Your rights under CCPA / CPRA:

• Right to know: request a copy of the categories and specific pieces of personal information we have collected about you
• Right to delete: request deletion of your personal information (subject to certain legal exceptions)
• Right to correct: request correction of inaccurate personal information
• Right to opt out of sale or sharing: we do not sell your personal information, and we do not share it for cross-context behavioral advertising
• Right to limit use of sensitive personal information: we do not use sensitive personal information for purposes outside those permitted by CCPA
• Right to non-discrimination: we will not deny service, charge different prices, or provide a different level of service because you exercised these rights

To exercise any of these rights, email privacy@flexmatches.com with the subject line "California Privacy Request." We will respond within 45 days as required by law.

If you are located in the European Economic Area (EEA), the United Kingdom, or Switzerland, the General Data Protection Regulation (GDPR) and the UK Data Protection Act 2018 give you specific rights regarding your personal data.

Legal basis for processing.
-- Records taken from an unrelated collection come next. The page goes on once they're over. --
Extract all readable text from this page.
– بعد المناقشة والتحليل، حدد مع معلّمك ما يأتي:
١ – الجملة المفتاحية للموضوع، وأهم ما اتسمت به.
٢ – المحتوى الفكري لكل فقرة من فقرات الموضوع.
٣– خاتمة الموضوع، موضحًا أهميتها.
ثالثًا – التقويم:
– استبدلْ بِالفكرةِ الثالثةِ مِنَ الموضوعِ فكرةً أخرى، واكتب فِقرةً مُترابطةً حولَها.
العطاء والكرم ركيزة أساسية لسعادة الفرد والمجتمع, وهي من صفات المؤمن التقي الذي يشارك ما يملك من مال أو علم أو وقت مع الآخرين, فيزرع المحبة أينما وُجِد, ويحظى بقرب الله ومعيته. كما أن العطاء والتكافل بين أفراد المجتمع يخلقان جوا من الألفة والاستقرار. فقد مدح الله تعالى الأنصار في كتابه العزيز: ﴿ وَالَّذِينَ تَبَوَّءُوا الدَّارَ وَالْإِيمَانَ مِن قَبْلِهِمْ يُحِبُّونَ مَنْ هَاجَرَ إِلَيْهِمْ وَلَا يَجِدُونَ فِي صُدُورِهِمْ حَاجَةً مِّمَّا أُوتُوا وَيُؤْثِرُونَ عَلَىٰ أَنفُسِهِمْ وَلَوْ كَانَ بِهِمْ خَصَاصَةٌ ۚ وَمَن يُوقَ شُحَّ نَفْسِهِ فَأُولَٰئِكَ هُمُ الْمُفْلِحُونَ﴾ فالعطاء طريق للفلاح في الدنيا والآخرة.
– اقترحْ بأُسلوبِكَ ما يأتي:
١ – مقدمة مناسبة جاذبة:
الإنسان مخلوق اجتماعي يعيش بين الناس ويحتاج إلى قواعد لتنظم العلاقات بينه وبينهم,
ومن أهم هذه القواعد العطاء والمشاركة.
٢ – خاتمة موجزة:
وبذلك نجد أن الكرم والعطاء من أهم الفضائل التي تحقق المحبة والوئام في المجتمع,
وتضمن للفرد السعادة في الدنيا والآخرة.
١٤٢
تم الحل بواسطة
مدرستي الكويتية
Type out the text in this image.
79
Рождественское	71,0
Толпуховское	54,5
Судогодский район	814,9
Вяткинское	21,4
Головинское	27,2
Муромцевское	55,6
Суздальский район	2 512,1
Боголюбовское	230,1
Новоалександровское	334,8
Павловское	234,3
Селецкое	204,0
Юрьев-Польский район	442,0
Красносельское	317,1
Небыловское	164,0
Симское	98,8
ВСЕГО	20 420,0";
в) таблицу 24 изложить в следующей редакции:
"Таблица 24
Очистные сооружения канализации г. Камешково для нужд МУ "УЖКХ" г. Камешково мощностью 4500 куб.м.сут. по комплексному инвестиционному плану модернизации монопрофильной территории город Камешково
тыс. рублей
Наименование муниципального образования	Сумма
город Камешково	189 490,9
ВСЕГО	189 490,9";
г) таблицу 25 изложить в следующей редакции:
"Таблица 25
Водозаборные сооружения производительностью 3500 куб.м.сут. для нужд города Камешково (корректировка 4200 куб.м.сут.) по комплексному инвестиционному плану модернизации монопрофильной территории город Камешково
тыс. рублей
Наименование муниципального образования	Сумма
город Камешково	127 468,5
We process your personal data based on the following lawful bases:

• Performance of a contract: to provide the Service you signed up for (account, matching, messaging, sessions)
• Consent: for location access, push notifications, and any optional data you choose to provide
• Legitimate interest: to operate, secure, and improve the Service, prevent fraud and abuse, and enforce our Terms
• Legal obligation: to comply with applicable laws, court orders, or regulatory requests

Your rights under GDPR:

• Access: obtain a copy of your personal data
• Rectification: correct inaccurate or incomplete data
• Erasure ("right to be forgotten"): have your data deleted in certain circumstances
• Restriction: ask us to limit how we use your data
• Data portability: receive your data in a structured, commonly used, machine-readable format
• Object: object to processing based on legitimate interest, including profiling
• Withdraw consent: for any processing based on consent (without affecting prior lawful processing)
• Lodge a complaint: with your local data protection authority

To exercise any of these rights, email privacy@flexmatches.com. We will respond within 30 days as required by GDPR.

International data transfers. Your personal data is stored on servers located in the United States. Where we transfer personal data outside the EEA / UK, we rely on Standard Contractual Clauses (SCCs) approved by the European Commission and equivalent UK transfer safeguards, with our service providers (Supabase, Stripe, Vercel) acting as data processors bound by these clauses.

We retain your personal data for as long as your account is active. If you delete your account, we will delete your personal data within 30 days, except where we are required to retain it for legal or compliance purposes.

FlexMatches is not intended for users under the age of 18. We do not knowingly collect personal information from minors. If we become aware that a minor has provided us with personal information, we will delete it promptly.

Our app may contain links to third-party websites (e.g., affiliate store products). We are not responsible for the privacy practices of those sites and encourage you to review their privacy policies.

We use essential cookies and local storage to maintain your session and preferences. We do not use tracking or advertising cookies.

We may update this Privacy Policy from time to time. We will notify you of significant changes by posting the new policy on this page and updating the "Last updated" date. Continued use of the app after changes constitutes acceptance of the updated policy.

If you have questions about this Privacy Policy or wish to exercise any of the rights described above:

FlexMatches LLC
Privacy: privacy@flexmatches.com
Legal: legal@flexmatches.com
Website: www.flexmatches.com

For California-specific requests, use the subject "California Privacy Request." For GDPR requests, use the subject "GDPR Request" along with the country you reside in.